ECLI:NL:PHR:2001:AB0970
Parket bij de Hoge Raad
- Mr. Fokkens
- Rechtspraak.nl
Toelaatbaarheid van observatie in strafzaken en de bescherming van de persoonlijke levenssfeer
In deze zaak heeft de Hoge Raad zich gebogen over de toelaatbaarheid van stelselmatige observatie door het Openbaar Ministerie in het kader van een strafzaak. De verdachte was door het Gerechtshof te 's-Gravenhage veroordeeld tot een gevangenisstraf van zes jaren wegens overtreding van de Opiumwet. De verdediging stelde dat het Hof het verweer dat het Openbaar Ministerie niet-ontvankelijk moest worden verklaard wegens stelselmatige observatie, ten onrechte had verworpen. De verdediging voerde aan dat de gronden voor deze verwerping onvoldoende waren en dat het arrest van het Hof niet toereikend gemotiveerd was.
De Hoge Raad overwoog dat het Hof bij de beoordeling van de toelaatbaarheid van de observaties rekening had gehouden met verschillende factoren, zoals de frequentie, duur, plaats, gebruikte methoden, doel van de observaties, de ervaren overlast en de graad van verdenking tegen de verdachte. De Hoge Raad concludeerde dat het Hof niet blijk had gegeven van een onjuiste rechtsopvatting en dat de inbreuk op de persoonlijke levenssfeer van de verdachte gerechtvaardigd was, gezien de omstandigheden van de zaak.

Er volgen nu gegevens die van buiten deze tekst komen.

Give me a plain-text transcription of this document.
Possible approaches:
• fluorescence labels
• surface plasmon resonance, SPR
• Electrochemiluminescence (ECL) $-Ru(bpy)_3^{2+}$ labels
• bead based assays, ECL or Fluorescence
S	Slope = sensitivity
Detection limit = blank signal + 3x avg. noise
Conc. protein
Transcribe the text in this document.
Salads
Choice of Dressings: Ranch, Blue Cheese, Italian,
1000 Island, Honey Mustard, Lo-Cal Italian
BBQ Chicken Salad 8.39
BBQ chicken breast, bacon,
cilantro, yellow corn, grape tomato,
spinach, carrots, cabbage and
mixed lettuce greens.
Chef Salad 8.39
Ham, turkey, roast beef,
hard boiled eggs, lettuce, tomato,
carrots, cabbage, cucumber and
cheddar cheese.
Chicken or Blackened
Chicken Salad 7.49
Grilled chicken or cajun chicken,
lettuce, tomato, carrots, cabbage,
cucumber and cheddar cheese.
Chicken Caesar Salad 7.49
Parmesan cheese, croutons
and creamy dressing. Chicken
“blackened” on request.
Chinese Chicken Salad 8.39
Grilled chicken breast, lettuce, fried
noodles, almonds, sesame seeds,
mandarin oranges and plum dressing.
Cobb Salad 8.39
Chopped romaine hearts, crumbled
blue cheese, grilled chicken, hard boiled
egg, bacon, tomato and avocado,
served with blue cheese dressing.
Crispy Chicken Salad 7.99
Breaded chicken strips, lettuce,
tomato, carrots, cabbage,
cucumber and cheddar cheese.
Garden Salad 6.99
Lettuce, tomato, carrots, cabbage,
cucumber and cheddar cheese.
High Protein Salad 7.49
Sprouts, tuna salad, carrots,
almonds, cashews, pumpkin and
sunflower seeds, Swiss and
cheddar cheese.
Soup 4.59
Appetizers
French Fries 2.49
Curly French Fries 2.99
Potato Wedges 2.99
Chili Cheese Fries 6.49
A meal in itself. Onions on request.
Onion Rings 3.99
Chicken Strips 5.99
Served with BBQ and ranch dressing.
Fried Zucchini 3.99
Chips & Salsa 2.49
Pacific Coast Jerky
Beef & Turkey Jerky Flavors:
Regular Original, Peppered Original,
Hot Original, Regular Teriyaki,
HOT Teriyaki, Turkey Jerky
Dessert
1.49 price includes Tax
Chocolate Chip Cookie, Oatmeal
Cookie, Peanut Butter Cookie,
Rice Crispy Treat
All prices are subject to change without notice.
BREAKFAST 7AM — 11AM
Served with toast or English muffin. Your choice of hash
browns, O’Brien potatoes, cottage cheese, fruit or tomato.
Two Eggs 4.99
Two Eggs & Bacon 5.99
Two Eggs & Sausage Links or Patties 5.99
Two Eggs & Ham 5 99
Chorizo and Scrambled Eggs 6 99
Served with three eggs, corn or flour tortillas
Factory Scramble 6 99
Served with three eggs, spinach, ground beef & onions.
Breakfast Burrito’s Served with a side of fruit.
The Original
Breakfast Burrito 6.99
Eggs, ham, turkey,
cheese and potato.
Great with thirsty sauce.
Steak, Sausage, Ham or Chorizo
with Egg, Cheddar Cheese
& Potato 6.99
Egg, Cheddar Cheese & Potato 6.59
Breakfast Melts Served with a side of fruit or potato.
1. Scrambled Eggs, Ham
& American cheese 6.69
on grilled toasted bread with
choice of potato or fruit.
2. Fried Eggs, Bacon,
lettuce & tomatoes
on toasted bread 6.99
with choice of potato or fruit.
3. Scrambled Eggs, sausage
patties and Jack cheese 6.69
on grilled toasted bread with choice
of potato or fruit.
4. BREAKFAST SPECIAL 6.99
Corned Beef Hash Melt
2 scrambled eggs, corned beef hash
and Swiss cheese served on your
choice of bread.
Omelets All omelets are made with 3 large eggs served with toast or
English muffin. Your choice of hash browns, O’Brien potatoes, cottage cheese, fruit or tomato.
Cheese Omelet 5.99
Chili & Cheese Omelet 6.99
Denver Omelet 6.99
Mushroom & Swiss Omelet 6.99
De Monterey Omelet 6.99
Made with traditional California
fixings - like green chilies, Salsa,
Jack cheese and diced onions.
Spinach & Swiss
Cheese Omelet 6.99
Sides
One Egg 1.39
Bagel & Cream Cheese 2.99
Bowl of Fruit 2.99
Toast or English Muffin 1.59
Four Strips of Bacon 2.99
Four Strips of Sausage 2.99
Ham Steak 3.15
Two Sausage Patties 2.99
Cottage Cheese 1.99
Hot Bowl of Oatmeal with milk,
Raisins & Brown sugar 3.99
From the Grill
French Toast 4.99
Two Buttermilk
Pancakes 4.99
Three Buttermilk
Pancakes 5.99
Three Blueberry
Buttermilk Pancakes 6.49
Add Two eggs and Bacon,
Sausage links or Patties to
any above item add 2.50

De Hoge Raad bevestigde dat de observaties niet verder gingen dan wat op basis van de verdenking gerechtvaardigd was en dat de observaties zich beperkten tot wat in de openbare ruimte waarneembaar was. De verdediging had niet overtuigend aangetoond dat de observaties een ontoelaatbare inbreuk op de privacy van de verdachte vormden. De Hoge Raad verwierp het cassatieberoep en oordeelde dat er geen reden was voor vernietiging van het bestreden arrest.